A tall man stepped out of the shadows and into her path. Moonlight fell on a light-colored frock coat that topped a kilt of blue plaid.
He was one of the Highlanders from below, the younger one, who’d caught and held her with the heat in his eyes.
Primal fear brushed her. To be confronted by this man, a Highlander, in the dark, in this deserted part of the house was . . . exhilarating.
Mary also was touched with curiosity, wonder that such a being existed and was standing less than a foot from her. A warmth began in Mary’s breastbone, spreading downward to her fingertips, and up into her face.
The man did not move. He was a hunter, motionless in the dark, sizing up his prey. At the moment, that prey was Mary.
Fanciful nonsense, Mary tried to tell herself. Likely he was staying in the house, perhaps on his way to his bedchamber.
Where he’d pull off his coat, unlace his shirt, lie back before the fire in casual undress . . .
Mary’s throat went dry. She’d been listening too hard to Aunt Danae’s tales of her conquests when she’d been a young woman. Aunt Danae had lived on passion and desire, but Mary was far too practical to want such things for herself. Wasn’t she?
“I beg your pardon, sir,” she said, trying to keep her voice steady. “My destination lies beyond you.”
She spoke with the right note of haughtiness—after all, the Scots were a lesser people, drawn into civilization by the English. Or so her father claimed. Not that Mary truly believed in the natural superiority of Englishmen; she’d met too many Englishmen who were decidedly inferior.
The man said nothing, only stood in place, caught by moonlight.
The touch of fear began to rise. Mary was alone and unprotected, and he was a creature of the uncivilized Highlands. The clansmen raided each other’s lands, it was said, stealing cattle, women . . .
“No matter,” Mary said when he did not speak. “I will simply go ’round the other way.” The house was built in four wings that surrounded a courtyard below. “Good evening, sir.”
She swung away but had taken only a step before the Scotsman pushed past her and stood in front of her once more.
Her heart beating rapidly now, Mary swung around again, ready to make a dash for Jeremy’s chamber. Jeremy was not a small man—he could clout this Highlander about the head for frightening the woman he hoped would become his sister-in-law.
Mary stumbled and nearly fell as the Scotsman put himself in front of her again. A large hand on her shoulder pushed her back onto her feet.
“Steady, lass.” His voice was a deep rumble, starting from somewhere in his belly and emerging as a warm vibration.
The hand on Mary’s shoulder remained.
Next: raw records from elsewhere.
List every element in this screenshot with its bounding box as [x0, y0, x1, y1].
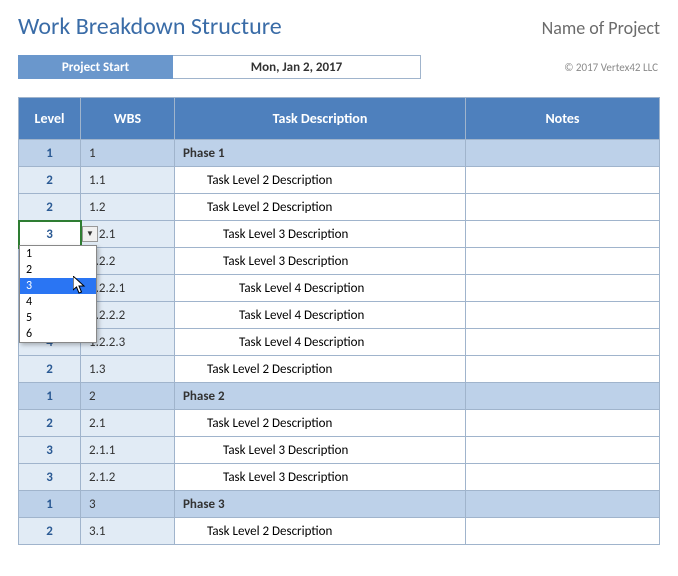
desc-cell[interactable]: Task Level 3 Description: [175, 221, 466, 248]
desc-cell[interactable]: Phase 2: [175, 383, 466, 410]
desc-cell[interactable]: Task Level 3 Description: [175, 464, 466, 491]
desc-cell[interactable]: Task Level 4 Description: [175, 302, 466, 329]
table-row: 31.2.2Task Level 3 Description: [19, 248, 660, 275]
desc-cell[interactable]: Phase 1: [175, 140, 466, 167]
desc-cell[interactable]: Task Level 2 Description: [175, 356, 466, 383]
notes-cell[interactable]: [466, 464, 660, 491]
page-title: Work Breakdown Structure: [18, 12, 282, 41]
level-dropdown: 123456: [19, 245, 97, 343]
desc-cell[interactable]: Phase 3: [175, 491, 466, 518]
table-row: 41.2.2.3Task Level 4 Description: [19, 329, 660, 356]
notes-cell[interactable]: [466, 437, 660, 464]
notes-cell[interactable]: [466, 167, 660, 194]
wbs-cell[interactable]: 2.1.1: [81, 437, 175, 464]
table-row: 12Phase 2: [19, 383, 660, 410]
wbs-cell[interactable]: 1: [81, 140, 175, 167]
level-cell[interactable]: 3: [19, 464, 81, 491]
wbs-table: Level WBS Task Description Notes 11Phase…: [18, 97, 660, 545]
desc-cell[interactable]: Task Level 2 Description: [175, 194, 466, 221]
table-row: 3▼1234561.2.1Task Level 3 Description: [19, 221, 660, 248]
notes-cell[interactable]: [466, 248, 660, 275]
project-start-date[interactable]: Mon, Jan 2, 2017: [173, 55, 421, 79]
desc-cell[interactable]: Task Level 2 Description: [175, 167, 466, 194]
desc-cell[interactable]: Task Level 3 Description: [175, 437, 466, 464]
table-row: 23.1Task Level 2 Description: [19, 518, 660, 545]
col-desc[interactable]: Task Description: [175, 98, 466, 140]
level-cell[interactable]: 2: [19, 410, 81, 437]
notes-cell[interactable]: [466, 221, 660, 248]
notes-cell[interactable]: [466, 356, 660, 383]
dropdown-item[interactable]: 3: [20, 278, 96, 294]
dropdown-item[interactable]: 4: [20, 294, 96, 310]
project-start-row: Project Start Mon, Jan 2, 2017 © 2017 Ve…: [18, 55, 660, 79]
level-cell[interactable]: 2: [19, 194, 81, 221]
project-start-label: Project Start: [18, 55, 173, 79]
col-notes[interactable]: Notes: [466, 98, 660, 140]
table-row: 21.1Task Level 2 Description: [19, 167, 660, 194]
notes-cell[interactable]: [466, 275, 660, 302]
wbs-cell[interactable]: 3.1: [81, 518, 175, 545]
wbs-cell[interactable]: 1.1: [81, 167, 175, 194]
project-name: Name of Project: [542, 17, 660, 39]
col-level[interactable]: Level: [19, 98, 81, 140]
table-row: 21.2Task Level 2 Description: [19, 194, 660, 221]
notes-cell[interactable]: [466, 329, 660, 356]
table-row: 11Phase 1: [19, 140, 660, 167]
table-row: 22.1Task Level 2 Description: [19, 410, 660, 437]
notes-cell[interactable]: [466, 383, 660, 410]
col-wbs[interactable]: WBS: [81, 98, 175, 140]
level-cell[interactable]: 2: [19, 167, 81, 194]
dropdown-item[interactable]: 5: [20, 310, 96, 326]
desc-cell[interactable]: Task Level 3 Description: [175, 248, 466, 275]
level-cell[interactable]: 2: [19, 356, 81, 383]
notes-cell[interactable]: [466, 491, 660, 518]
wbs-cell[interactable]: 2.1.2: [81, 464, 175, 491]
table-row: 32.1.1Task Level 3 Description: [19, 437, 660, 464]
table-row: 41.2.2.2Task Level 4 Description: [19, 302, 660, 329]
dropdown-item[interactable]: 2: [20, 262, 96, 278]
table-row: 13Phase 3: [19, 491, 660, 518]
wbs-cell[interactable]: 1.2: [81, 194, 175, 221]
wbs-cell[interactable]: 2.1: [81, 410, 175, 437]
table-row: 32.1.2Task Level 3 Description: [19, 464, 660, 491]
dropdown-item[interactable]: 1: [20, 246, 96, 262]
level-cell[interactable]: 3: [19, 437, 81, 464]
dropdown-item[interactable]: 6: [20, 326, 96, 342]
header: Work Breakdown Structure Name of Project: [18, 12, 660, 41]
notes-cell[interactable]: [466, 410, 660, 437]
wbs-cell[interactable]: 3: [81, 491, 175, 518]
wbs-cell[interactable]: 2: [81, 383, 175, 410]
table-row: 41.2.2.1Task Level 4 Description: [19, 275, 660, 302]
wbs-cell[interactable]: 1.3: [81, 356, 175, 383]
desc-cell[interactable]: Task Level 4 Description: [175, 329, 466, 356]
level-cell[interactable]: 1: [19, 383, 81, 410]
table-header-row: Level WBS Task Description Notes: [19, 98, 660, 140]
notes-cell[interactable]: [466, 302, 660, 329]
level-cell[interactable]: 3▼123456: [19, 221, 81, 248]
notes-cell[interactable]: [466, 140, 660, 167]
copyright-text: © 2017 Vertex42 LLC: [421, 61, 660, 74]
dropdown-arrow-icon[interactable]: ▼: [82, 226, 98, 242]
notes-cell[interactable]: [466, 518, 660, 545]
desc-cell[interactable]: Task Level 2 Description: [175, 518, 466, 545]
desc-cell[interactable]: Task Level 2 Description: [175, 410, 466, 437]
desc-cell[interactable]: Task Level 4 Description: [175, 275, 466, 302]
level-cell[interactable]: 1: [19, 140, 81, 167]
table-row: 21.3Task Level 2 Description: [19, 356, 660, 383]
level-cell[interactable]: 2: [19, 518, 81, 545]
level-cell[interactable]: 1: [19, 491, 81, 518]
notes-cell[interactable]: [466, 194, 660, 221]
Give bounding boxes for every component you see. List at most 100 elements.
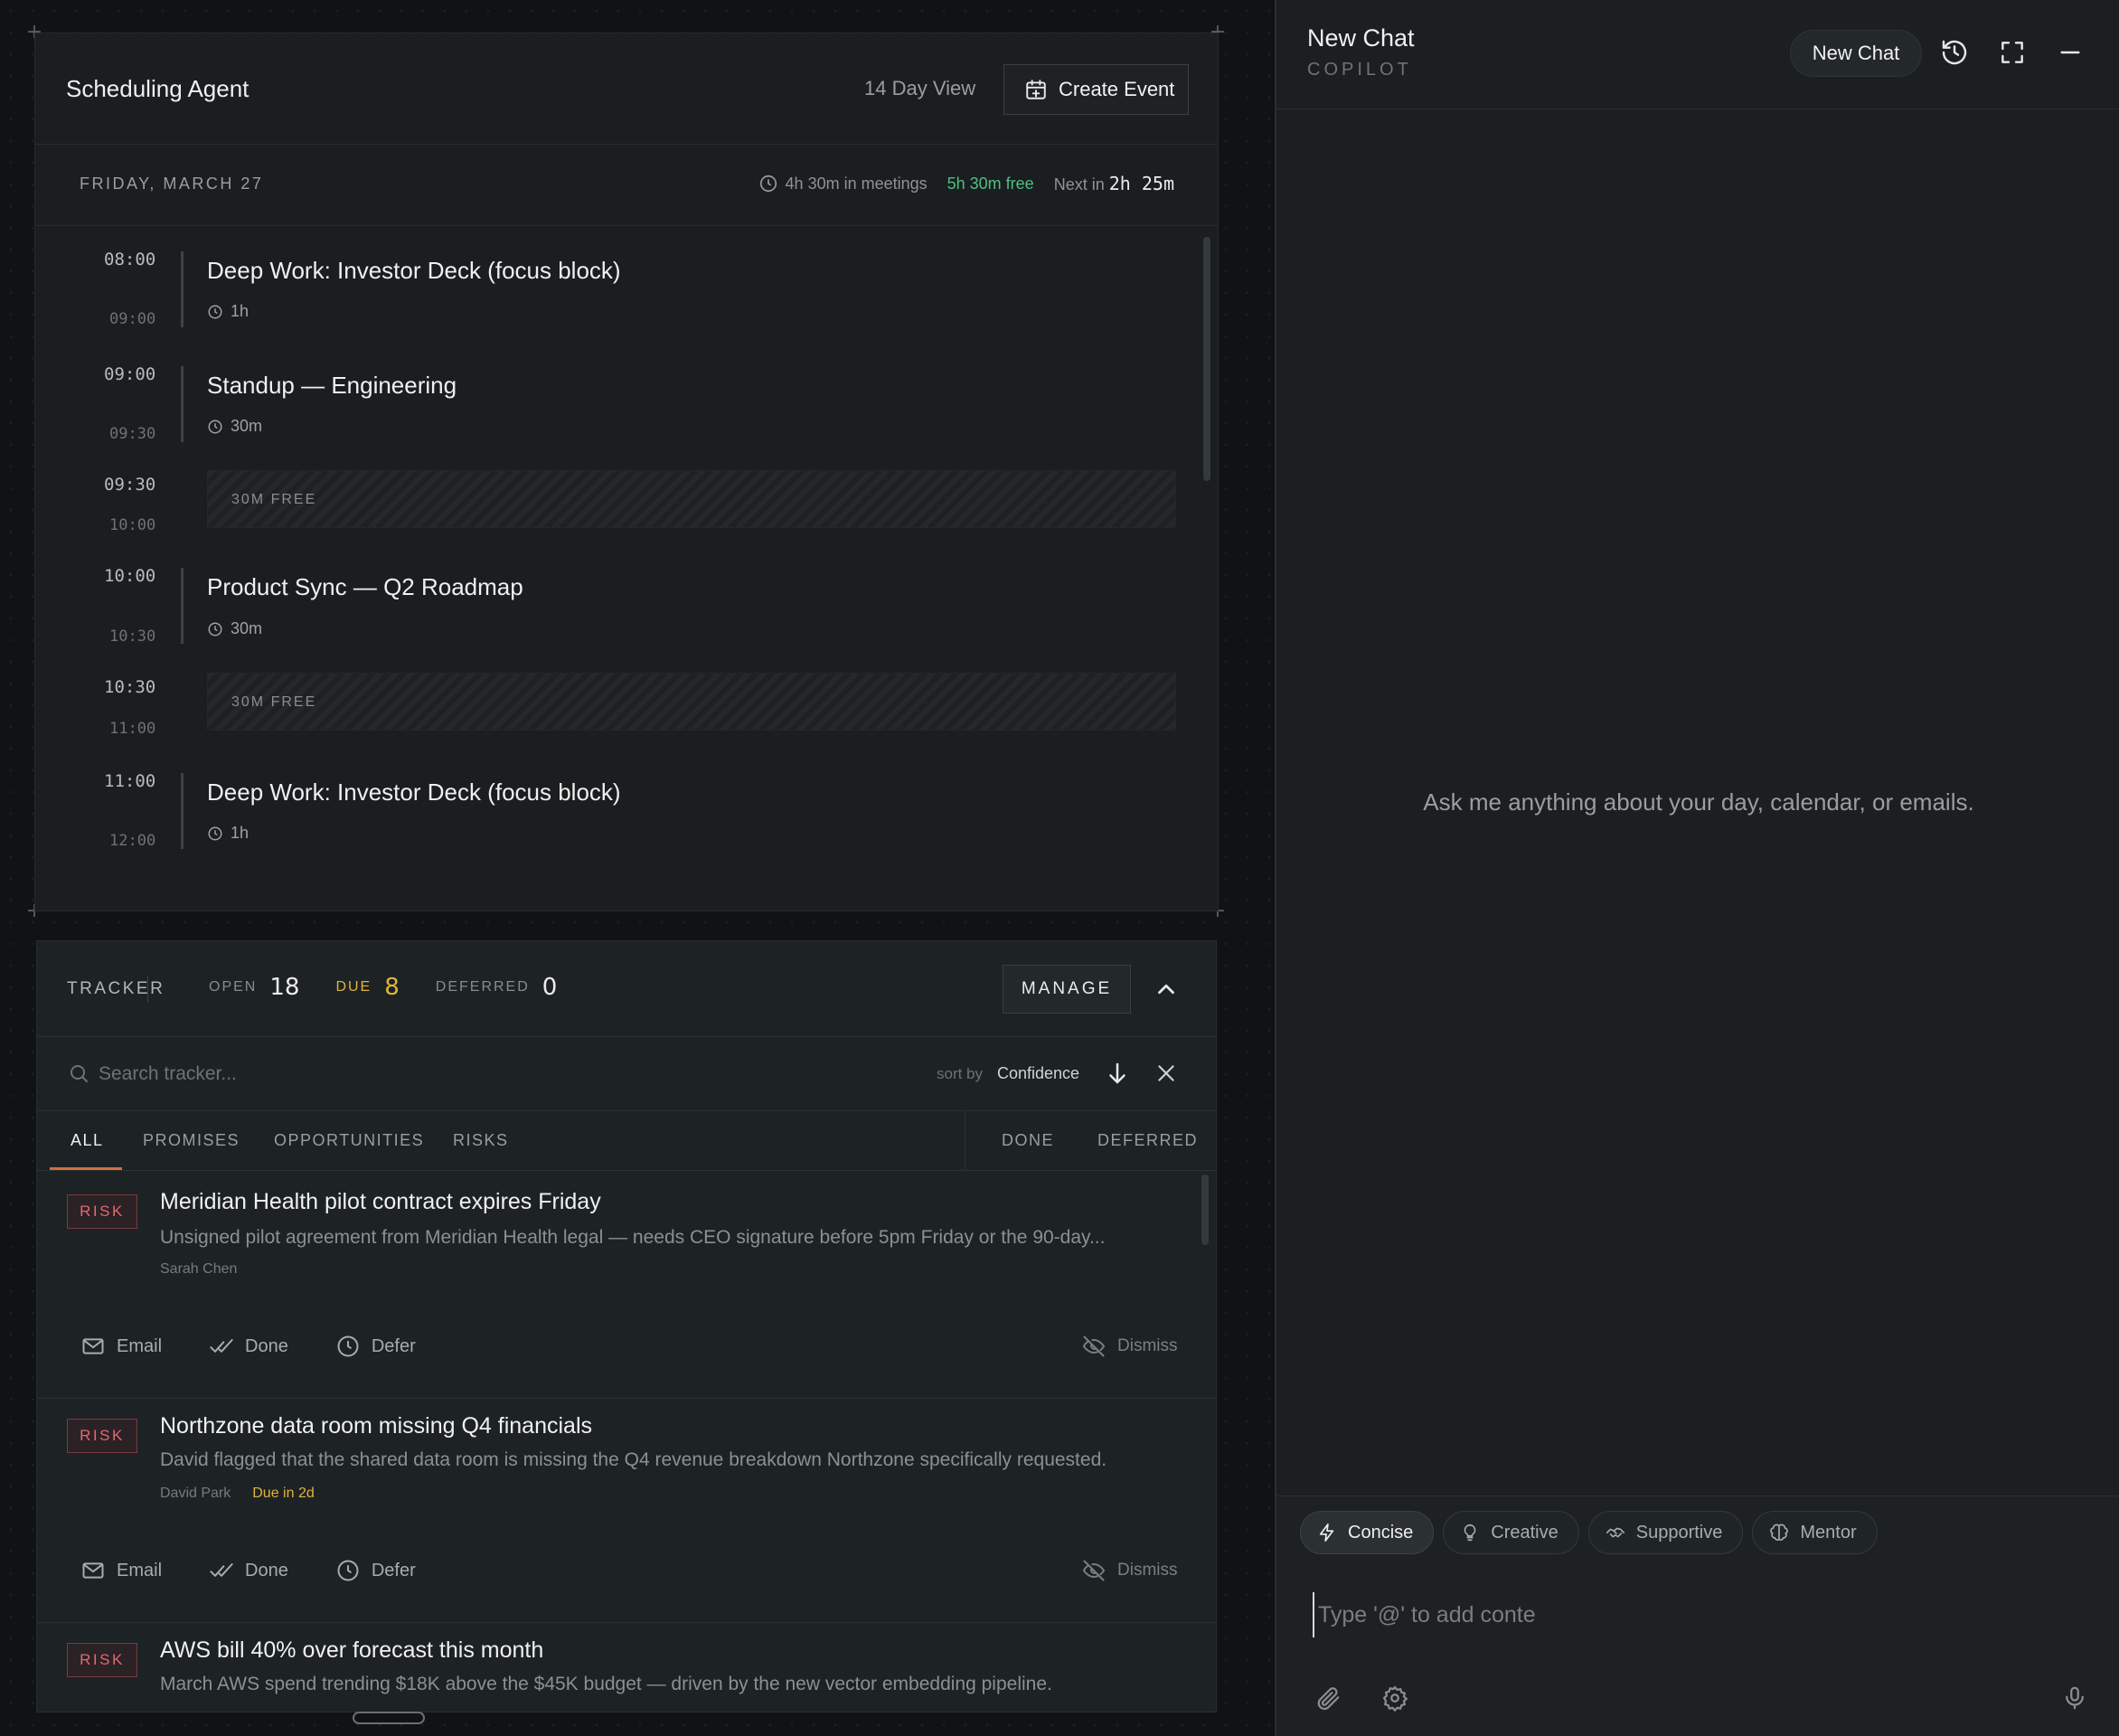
done-action[interactable]: Done xyxy=(209,1334,288,1359)
event-slot[interactable]: 08:00 09:00 Deep Work: Investor Deck (fo… xyxy=(35,226,1210,340)
clock-icon xyxy=(335,1558,361,1583)
done-action-label: Done xyxy=(245,1560,288,1580)
mode-supportive[interactable]: Supportive xyxy=(1587,1511,1744,1554)
tracker-item-title: Northzone data room missing Q4 financial… xyxy=(160,1413,593,1439)
mail-icon xyxy=(80,1334,106,1359)
tab-all[interactable]: ALL xyxy=(71,1131,104,1150)
event-slot[interactable]: 11:00 12:00 Deep Work: Investor Deck (fo… xyxy=(35,749,1210,866)
slot-end-time: 11:00 xyxy=(109,720,156,738)
free-time-text: 5h 30m free xyxy=(946,174,1034,193)
tracker-card: TRACKER OPEN 18 DUE 8 DEFERRED 0 MANAGE … xyxy=(36,940,1217,1712)
done-action-label: Done xyxy=(245,1335,288,1356)
mode-creative[interactable]: Creative xyxy=(1443,1511,1579,1554)
clock-icon xyxy=(758,174,778,193)
manage-button[interactable]: MANAGE xyxy=(1003,965,1131,1014)
tab-promises[interactable]: PROMISES xyxy=(143,1131,240,1150)
calendar-plus-icon xyxy=(1024,78,1048,101)
free-slot[interactable]: 10:30 11:00 30M FREE xyxy=(35,658,1210,749)
due-label: DUE xyxy=(335,979,372,995)
settings-icon[interactable] xyxy=(1381,1684,1408,1712)
item-due-badge: Due in 2d xyxy=(252,1486,315,1501)
event-title: Deep Work: Investor Deck (focus block) xyxy=(207,257,621,284)
tab-done[interactable]: DONE xyxy=(1002,1131,1054,1150)
chevron-up-icon[interactable] xyxy=(1153,976,1180,1003)
defer-action-label: Defer xyxy=(371,1335,416,1356)
double-check-icon xyxy=(209,1558,234,1583)
tab-deferred[interactable]: DEFERRED xyxy=(1097,1131,1198,1150)
free-time-block[interactable]: 30M FREE xyxy=(207,470,1176,528)
tracker-item-description: David flagged that the shared data room … xyxy=(160,1449,1107,1470)
history-icon[interactable] xyxy=(1940,38,1969,67)
event-slot[interactable]: 10:00 10:30 Product Sync — Q2 Roadmap 30… xyxy=(35,544,1210,658)
defer-action[interactable]: Defer xyxy=(335,1334,416,1359)
sort-field-select[interactable]: Confidence xyxy=(997,1064,1079,1083)
event-title: Deep Work: Investor Deck (focus block) xyxy=(207,778,621,806)
email-action[interactable]: Email xyxy=(80,1558,162,1583)
close-icon[interactable] xyxy=(1154,1061,1178,1085)
event-duration-text: 30m xyxy=(231,417,263,435)
done-action[interactable]: Done xyxy=(209,1558,288,1583)
tracker-title: TRACKER xyxy=(67,979,165,998)
slot-start-time: 10:00 xyxy=(104,566,156,586)
open-label: OPEN xyxy=(209,979,258,995)
tracker-item[interactable]: RISK AWS bill 40% over forecast this mon… xyxy=(37,1623,1216,1712)
clock-icon xyxy=(207,304,223,320)
tracker-header: TRACKER OPEN 18 DUE 8 DEFERRED 0 MANAGE xyxy=(37,941,1216,1037)
sort-by-label: sort by xyxy=(937,1065,984,1082)
chat-message-input[interactable] xyxy=(1313,1592,2081,1637)
event-slot[interactable]: 09:00 09:30 Standup — Engineering 30m xyxy=(35,340,1210,454)
tab-risks[interactable]: RISKS xyxy=(453,1131,509,1150)
mode-label: Supportive xyxy=(1635,1522,1723,1543)
clock-icon xyxy=(335,1334,361,1359)
tracker-search-input[interactable] xyxy=(99,1057,605,1091)
scheduling-title: Scheduling Agent xyxy=(66,75,250,102)
copilot-panel: New Chat COPILOT New Chat Ask me anythin… xyxy=(1275,0,2119,1736)
free-time-block[interactable]: 30M FREE xyxy=(207,673,1176,731)
tracker-item-description: Unsigned pilot agreement from Meridian H… xyxy=(160,1227,1106,1248)
day-summary-bar: FRIDAY, MARCH 27 4h 30m in meetings 5h 3… xyxy=(35,145,1218,226)
event-title: Product Sync — Q2 Roadmap xyxy=(207,573,523,600)
mail-icon xyxy=(80,1558,106,1583)
risk-badge: RISK xyxy=(67,1419,137,1453)
microphone-icon[interactable] xyxy=(2061,1684,2088,1712)
chat-composer: Concise Creative Supportive Mentor xyxy=(1276,1495,2119,1736)
event-duration: 1h xyxy=(207,824,249,843)
email-action-label: Email xyxy=(117,1335,163,1356)
tab-opportunities[interactable]: OPPORTUNITIES xyxy=(274,1131,424,1150)
event-rail xyxy=(181,568,184,644)
divider xyxy=(147,976,148,1003)
slot-end-time: 10:30 xyxy=(109,627,156,646)
item-owner: David Park xyxy=(160,1486,231,1501)
paperclip-icon[interactable] xyxy=(1314,1684,1342,1712)
new-chat-button[interactable]: New Chat xyxy=(1790,30,1922,77)
free-slot[interactable]: 09:30 10:00 30M FREE xyxy=(35,454,1210,544)
slot-end-time: 09:30 xyxy=(109,425,156,443)
day-timeline[interactable]: 08:00 09:00 Deep Work: Investor Deck (fo… xyxy=(35,226,1218,895)
email-action[interactable]: Email xyxy=(80,1334,162,1359)
next-prefix: Next in xyxy=(1053,175,1105,193)
tracker-item-meta: Sarah Chen xyxy=(160,1261,237,1278)
scroll-handle[interactable] xyxy=(353,1712,425,1724)
active-tab-indicator xyxy=(50,1167,122,1170)
tracker-item[interactable]: RISK Meridian Health pilot contract expi… xyxy=(37,1175,1216,1399)
eye-off-icon xyxy=(1081,1334,1107,1359)
event-duration-text: 1h xyxy=(231,824,250,842)
tracker-item-meta: David Park Due in 2d xyxy=(160,1486,315,1502)
dismiss-action[interactable]: Dismiss xyxy=(1081,1334,1178,1359)
mode-label: Mentor xyxy=(1800,1522,1857,1543)
view-range-toggle[interactable]: 14 Day View xyxy=(864,77,975,100)
search-icon xyxy=(68,1062,89,1084)
mode-mentor[interactable]: Mentor xyxy=(1752,1511,1878,1554)
tracker-item[interactable]: RISK Northzone data room missing Q4 fina… xyxy=(37,1399,1216,1623)
slot-end-time: 10:00 xyxy=(109,516,156,534)
event-duration: 1h xyxy=(207,302,249,321)
dismiss-action[interactable]: Dismiss xyxy=(1081,1558,1178,1583)
expand-icon[interactable] xyxy=(1998,38,2027,67)
arrow-down-icon[interactable] xyxy=(1104,1060,1131,1087)
scheduling-header: Scheduling Agent 14 Day View Create Even… xyxy=(35,33,1218,145)
minimize-icon[interactable] xyxy=(2056,38,2085,67)
event-rail xyxy=(181,366,184,442)
mode-concise[interactable]: Concise xyxy=(1300,1511,1435,1554)
create-event-button[interactable]: Create Event xyxy=(1003,64,1189,115)
defer-action[interactable]: Defer xyxy=(335,1558,416,1583)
No gentleman should touch a lady thus. He could grip her hand, but only when meeting her, dancing with her, or assisting her. The Highlander had stopped her from falling, yes, but he should withdraw now that she was upright again. Instead, he kept his hand on her, the appendage so large she was surprised his gloves fit him.
He stood close enough that Mary got a good look into his eyes. They were unusual, to say the least. Not blue or green as a red-haired man’s might be—they were tawny, like a lion’s. The sensible side of her told her they must be hazel, but the gleam of gold held her in place as securely as the hand on her shoulder.
“Please let me pass, sir,” Mary said, trying to sound severe, but she sounded about as severe as a kitten. In his opinion as well, because he smiled.
The smile transformed him. From a forbidding, terrifying giant, the Highlander became nearly human. The warmth in the smile reached all the way to his eyes, crinkling them at the corners.
“I will,” he said in a voice that wrapped her in heat. “As soon as ye tell me where you’re going, and who ye intend to meet.”